At this point, I was starting to get desperate. Eventually, it occurred to me to actually inspect the contents of SrtTrail.txt. Sure enough, there were error messages in the text file indicating that files such as apisetschema.dll and hvloader.dll failed to load. So what did I do next? I kept whitelisting the files that failed to load in SrtTrail.txt until there were no more errors. Reboot and to my surprise, I finally got past the automatic recovery prompt! To my dismay, the boot prompt lay frozen on the Microsoft logo in a permanent state of purgatory.

So while I appeared to have made progress, I was left with no specific ideas left. There must be just a few other drivers left that need to be whitelisted but which ones?! Where do I even look now? In my desperation, I went through all the event logs. This job was made easier by the fact that I cleared all the event logs and then I rebooted and looked at all populated event logs.
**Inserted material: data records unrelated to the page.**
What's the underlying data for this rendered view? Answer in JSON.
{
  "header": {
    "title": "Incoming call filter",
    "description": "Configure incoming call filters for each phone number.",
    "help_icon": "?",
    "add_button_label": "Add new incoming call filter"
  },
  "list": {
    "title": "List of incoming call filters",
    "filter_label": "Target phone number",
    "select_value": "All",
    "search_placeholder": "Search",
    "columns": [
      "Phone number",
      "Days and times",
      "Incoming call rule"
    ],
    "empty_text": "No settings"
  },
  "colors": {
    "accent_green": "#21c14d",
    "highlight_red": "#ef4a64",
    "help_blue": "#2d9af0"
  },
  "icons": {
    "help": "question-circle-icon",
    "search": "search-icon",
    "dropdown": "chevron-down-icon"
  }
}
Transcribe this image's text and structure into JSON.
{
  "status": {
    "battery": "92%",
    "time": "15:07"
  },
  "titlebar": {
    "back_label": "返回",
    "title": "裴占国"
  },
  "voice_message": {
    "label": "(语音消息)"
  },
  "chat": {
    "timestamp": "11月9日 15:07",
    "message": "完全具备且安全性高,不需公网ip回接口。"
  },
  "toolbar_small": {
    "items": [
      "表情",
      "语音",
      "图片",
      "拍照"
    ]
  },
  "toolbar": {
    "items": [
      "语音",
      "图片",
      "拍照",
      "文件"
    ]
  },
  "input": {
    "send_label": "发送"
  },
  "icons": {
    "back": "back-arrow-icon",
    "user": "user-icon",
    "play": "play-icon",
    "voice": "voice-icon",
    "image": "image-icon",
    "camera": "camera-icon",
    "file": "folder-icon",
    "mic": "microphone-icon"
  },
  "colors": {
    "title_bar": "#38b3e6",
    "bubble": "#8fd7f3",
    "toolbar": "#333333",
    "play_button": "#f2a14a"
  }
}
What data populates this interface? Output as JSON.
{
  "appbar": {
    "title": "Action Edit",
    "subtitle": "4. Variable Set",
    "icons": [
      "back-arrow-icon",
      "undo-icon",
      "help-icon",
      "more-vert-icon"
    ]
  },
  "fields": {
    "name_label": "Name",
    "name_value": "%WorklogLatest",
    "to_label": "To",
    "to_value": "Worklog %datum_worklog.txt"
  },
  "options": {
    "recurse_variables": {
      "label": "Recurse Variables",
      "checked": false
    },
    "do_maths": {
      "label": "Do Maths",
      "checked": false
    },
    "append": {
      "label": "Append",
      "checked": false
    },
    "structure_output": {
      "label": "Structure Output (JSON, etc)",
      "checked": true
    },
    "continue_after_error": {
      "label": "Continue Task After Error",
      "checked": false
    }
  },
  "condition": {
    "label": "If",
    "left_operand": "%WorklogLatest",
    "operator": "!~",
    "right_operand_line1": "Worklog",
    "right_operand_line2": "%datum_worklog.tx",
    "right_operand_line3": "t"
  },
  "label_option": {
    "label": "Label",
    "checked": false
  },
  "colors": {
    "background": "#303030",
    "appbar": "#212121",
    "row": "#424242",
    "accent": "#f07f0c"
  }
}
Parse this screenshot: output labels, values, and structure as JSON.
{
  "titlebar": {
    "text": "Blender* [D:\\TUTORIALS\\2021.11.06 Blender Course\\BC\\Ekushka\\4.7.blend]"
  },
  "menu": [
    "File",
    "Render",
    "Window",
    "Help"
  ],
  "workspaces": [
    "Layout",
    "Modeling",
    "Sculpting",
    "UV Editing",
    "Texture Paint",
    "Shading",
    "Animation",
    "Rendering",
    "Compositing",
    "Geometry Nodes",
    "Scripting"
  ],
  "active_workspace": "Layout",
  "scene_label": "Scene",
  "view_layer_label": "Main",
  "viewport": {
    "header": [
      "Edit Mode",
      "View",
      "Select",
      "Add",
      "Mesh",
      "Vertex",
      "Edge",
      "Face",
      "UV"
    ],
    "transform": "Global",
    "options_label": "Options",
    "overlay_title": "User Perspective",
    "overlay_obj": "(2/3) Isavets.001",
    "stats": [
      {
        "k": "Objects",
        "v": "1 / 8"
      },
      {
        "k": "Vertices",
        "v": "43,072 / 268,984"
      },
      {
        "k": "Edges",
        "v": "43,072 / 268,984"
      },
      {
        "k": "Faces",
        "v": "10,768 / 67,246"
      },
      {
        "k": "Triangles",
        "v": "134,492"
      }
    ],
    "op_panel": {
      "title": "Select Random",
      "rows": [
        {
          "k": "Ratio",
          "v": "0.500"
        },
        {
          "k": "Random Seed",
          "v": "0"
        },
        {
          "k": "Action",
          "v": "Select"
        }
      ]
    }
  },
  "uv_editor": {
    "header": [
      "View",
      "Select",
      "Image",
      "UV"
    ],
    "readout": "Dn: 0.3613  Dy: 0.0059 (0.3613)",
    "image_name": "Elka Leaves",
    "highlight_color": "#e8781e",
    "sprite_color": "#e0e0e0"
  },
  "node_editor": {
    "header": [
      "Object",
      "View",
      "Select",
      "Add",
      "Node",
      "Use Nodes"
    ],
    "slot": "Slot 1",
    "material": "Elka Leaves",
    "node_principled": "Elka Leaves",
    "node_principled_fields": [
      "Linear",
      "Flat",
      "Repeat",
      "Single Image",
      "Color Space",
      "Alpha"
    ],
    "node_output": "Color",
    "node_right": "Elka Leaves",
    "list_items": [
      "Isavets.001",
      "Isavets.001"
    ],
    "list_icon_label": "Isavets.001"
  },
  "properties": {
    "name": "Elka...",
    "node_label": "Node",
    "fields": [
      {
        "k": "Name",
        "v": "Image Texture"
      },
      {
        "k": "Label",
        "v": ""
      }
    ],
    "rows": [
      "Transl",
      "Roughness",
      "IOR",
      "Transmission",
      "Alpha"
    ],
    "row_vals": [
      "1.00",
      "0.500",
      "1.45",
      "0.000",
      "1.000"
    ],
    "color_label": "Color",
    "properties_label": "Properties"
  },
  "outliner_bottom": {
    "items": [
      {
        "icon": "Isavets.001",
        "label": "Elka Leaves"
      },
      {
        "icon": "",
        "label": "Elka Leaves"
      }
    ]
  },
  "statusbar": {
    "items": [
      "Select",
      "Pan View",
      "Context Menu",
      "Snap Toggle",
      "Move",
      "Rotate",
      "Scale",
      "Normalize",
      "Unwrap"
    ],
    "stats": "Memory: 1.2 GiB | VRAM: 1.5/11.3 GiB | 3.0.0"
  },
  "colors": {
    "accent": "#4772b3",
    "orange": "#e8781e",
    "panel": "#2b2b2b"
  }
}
It took a fews minutes for me to arrive there, but I was relieved to see the following entry in the Microsoft-Windows-Kernel-Boot event log:

A failed kernel image load event in the Kernel-Boot event log (ID 49)

So, I scraped up as many Microsoft-Windows-Kernel-Boot event ID 49 events, added them to my policy and then was finally able to boot!

For reference, it took me about 6 hours of total work to arrive to a working device driver code integrity policy and, in summary, I ended up extracting all the drivers I needed to whitelist from the following sources:

  1. Microsoft-Windows-CodeIntegrity/Operational event ID 3076
  2. “Enable boot logging” and %windir%\ntbtlog.txt
  3. %windir%\System32\Logfiles\Srt\SrtTrail.txt
  4. Microsoft-Windows-Kernel-Boot/Operational event ID 49

Additional Configuration Caveats

When all was said and done, I played around with some stricter policy options in my code integrity policy. One option I experimented with was enabling the “Required:EV Signers” setting. According to documentation, all Windows 10 driver signers starting with version 1607 are required to sign their drivers with an extended validation certificate which has a much higher bar set for issuance. Upon enforcing that rule, the following drivers failed to load:

  • iaLPSS2_UART2.sys — an Intel driver
  • SurfaceDockIntegration.sys — a SpiralOrbit and Microsoft driver

So apparently, this rule isn’t actually enforced? As a result of these drivers not loading the most noticeable effect was my inability to use the built-in keyboard on the Surface Laptop. So if I can’t even enforce EV signers on the latest version of Windows 10 (RS3) on Microsoft hardware, I think it’s safe to say that no one will be able to enforce EV signers successfully for quite some time.

Conclusion

While this process was extremely painful for me, I hope that if anyone reading this would like to also build such a strict policy, that I will have saved you a ton of time and frustration. Now that I have my extremely strict policy in place, I now have insight into whenever any new device drivers fail to load that I haven’t explicitly expected and trusted. Attackers will also have a hell of a time now installing their rootkits. There are some other hardening steps I would need to take though in order to help prevent additional attacks on Device Guard though — e.g. policy signing, enabling virtualization-based security protection of code integrity, and enabling hypervisor code integrity. Also, periodically, I will want to update the minimum file versions in all of my FilePublisher rules. This will have the effect of blocking all previous versions of whitelisted drivers that may have had vulnerabilities in prior versions.

This configuration strategy, while extremely secure, obviously isn’t for everyone. It requires patience and, if you’re performing this process at scale, you’re going to have to build unique policies for each unique hardware buildout in your enterprise. An ideal use case for this configuration strategy would be extremely hardened PCI environments, ATMs, medical devices, and manufacturing devices. As I mentioned in the introduction though, I will be using this policy on my work and personal Surface Laptops.

Thank you to Dane Stuckey at Palantir for his thorough review of this post!